Tip #1: Contribute to a Traditional IRA
You have until 4/15 to deposit up to $6,000 into a traditional IRA for the 2019 tax return season and if you are 50 or older, you can contribute an additional $1000. Okay? Now, what does that mean in terms of taxes? A Traditional IRA contribution can lower the amount the government tax you, unless you make above a certain amount, which means you are pretty well off, in that case, contribute to a Roth IRA because this won’t help you.
Let’s say you made $45,000 last year, and you’ll be taxed on all $45,000. The government wants to encourage you to save for retirement, so any amount that you put into a traditional IRA can lower the amount that you’ll be taxed on. Let’s say you put $4,000 into your traditional IRA. That means the government will only tax you on $41,000. That is $880 in savings.
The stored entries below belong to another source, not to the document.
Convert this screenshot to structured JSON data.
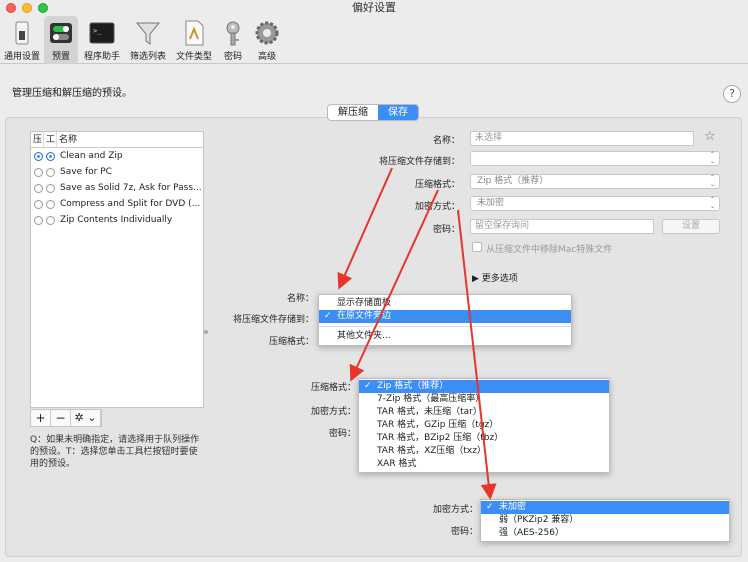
{
  "window": {
    "title": "偏好设置"
  },
  "toolbar": {
    "items": [
      {
        "label": "通用设置",
        "icon": "switch-icon"
      },
      {
        "label": "预置",
        "icon": "toggles-icon",
        "active": true
      },
      {
        "label": "程序助手",
        "icon": "terminal-icon"
      },
      {
        "label": "筛选列表",
        "icon": "funnel-icon"
      },
      {
        "label": "文件类型",
        "icon": "document-icon"
      },
      {
        "label": "密码",
        "icon": "key-icon"
      },
      {
        "label": "高级",
        "icon": "gear-icon"
      }
    ]
  },
  "description": "管理压缩和解压缩的预设。",
  "help": "?",
  "tabs": [
    {
      "label": "解压缩",
      "active": false
    },
    {
      "label": "保存",
      "active": true
    }
  ],
  "presets": {
    "headers": [
      "压",
      "工",
      "名称"
    ],
    "items": [
      {
        "label": "Clean and Zip",
        "col1": true,
        "col2": true
      },
      {
        "label": "Save for PC",
        "col1": false,
        "col2": false
      },
      {
        "label": "Save as Solid 7z, Ask for Pass...",
        "col1": false,
        "col2": false
      },
      {
        "label": "Compress and Split for DVD (...",
        "col1": false,
        "col2": false
      },
      {
        "label": "Zip Contents Individually",
        "col1": false,
        "col2": false
      }
    ],
    "tools": {
      "add": "+",
      "remove": "−",
      "gear": "✲ ⌄"
    },
    "note": "Q：如果未明确指定，请选择用于队列操作的预设。T：选择您单击工具栏按钮时要使用的预设。"
  },
  "form": {
    "name_label": "名称：",
    "name_placeholder": "未选择",
    "save_to_label": "将压缩文件存储到：",
    "format_label": "压缩格式：",
    "format_value": "Zip 格式（推荐）",
    "encryption_label": "加密方式：",
    "encryption_value": "未加密",
    "password_label": "密码：",
    "password_placeholder": "留空保存询问",
    "settings_button": "设置",
    "strip_mac_label": "从压缩文件中移除Mac特殊文件",
    "more_options": "▶ 更多选项"
  },
  "save_to_menu": {
    "name_label": "名称：",
    "save_to_label": "将压缩文件存储到：",
    "format_label": "压缩格式：",
    "items": [
      "显示存储面板",
      "在原文件旁边",
      "其他文件夹..."
    ],
    "selected": 1
  },
  "format_menu": {
    "format_label": "压缩格式：",
    "encryption_label": "加密方式：",
    "password_label": "密码：",
    "items": [
      "Zip 格式（推荐）",
      "7-Zip 格式（最高压缩率）",
      "TAR 格式，未压缩（tar）",
      "TAR 格式，GZip 压缩（tgz）",
      "TAR 格式，BZip2 压缩（tbz）",
      "TAR 格式，XZ压缩（txz）",
      "XAR 格式"
    ],
    "selected": 0
  },
  "encryption_menu": {
    "encryption_label": "加密方式：",
    "password_label": "密码：",
    "items": [
      "未加密",
      "弱（PKZip2 兼容）",
      "强（AES-256）"
    ],
    "selected": 0
  },
  "colors": {
    "accent": "#3a8ef6",
    "arrow": "#e8352b"
  }
}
WOOOWWW, let that sink in for a moment. Now you wonder, what if I contribute the whole $6,000? That could mean $1320 savings in taxes.
If you have not opened up an IRA before, you can utilize several investment companies to do so such as fidelity, vanguard or if you prefer a more hands-off approach, look into betterment and wealth front.



Tip #2: Fund a Health Savings Account
It’s like a savings account to pay for health-related costs that is not already covered by insurance.
The benefit of health savings account instead of a regular savings account is.
- The money you put into it is money before taxes are taken out, it can lower your taxable income
- The money grows tax-free.
- Payments for qualified medical expenses are tax-free.
For a single person, the limit is $3500, and for a couple, it is $7000, and if you are 55 years or older, you can add an additional $1,000.
Being single and contributing $3500 to a Health Savings Plan, you can lower your federal taxes by $660.
In combination with a traditional IRA, you can save $2,090.

Tip #3: Collect tax credits
A tax credit can increase the amount of money you get back from the government or lower the amount you must pay. It’s a dollar for dollar equivalent. A tax deduction is to reduce the taxable income that you have. In other words, the tax credit is better than a tax deduction.
Some tax credits you can take advantage of, in theory, your tax person would remind you of all these:
- Each qualifying child under 17 years old in your household is $2,000 tax credit
- Daycare or children services may qualify for the tax credit. Look up the Child and Dependent Care Tax Credit (CDCTC in short). That can be up to $3,000 for 1 child or $6,000 for two or more children of tax credit
- Earned income tax credit is more low or modest income people with or without children.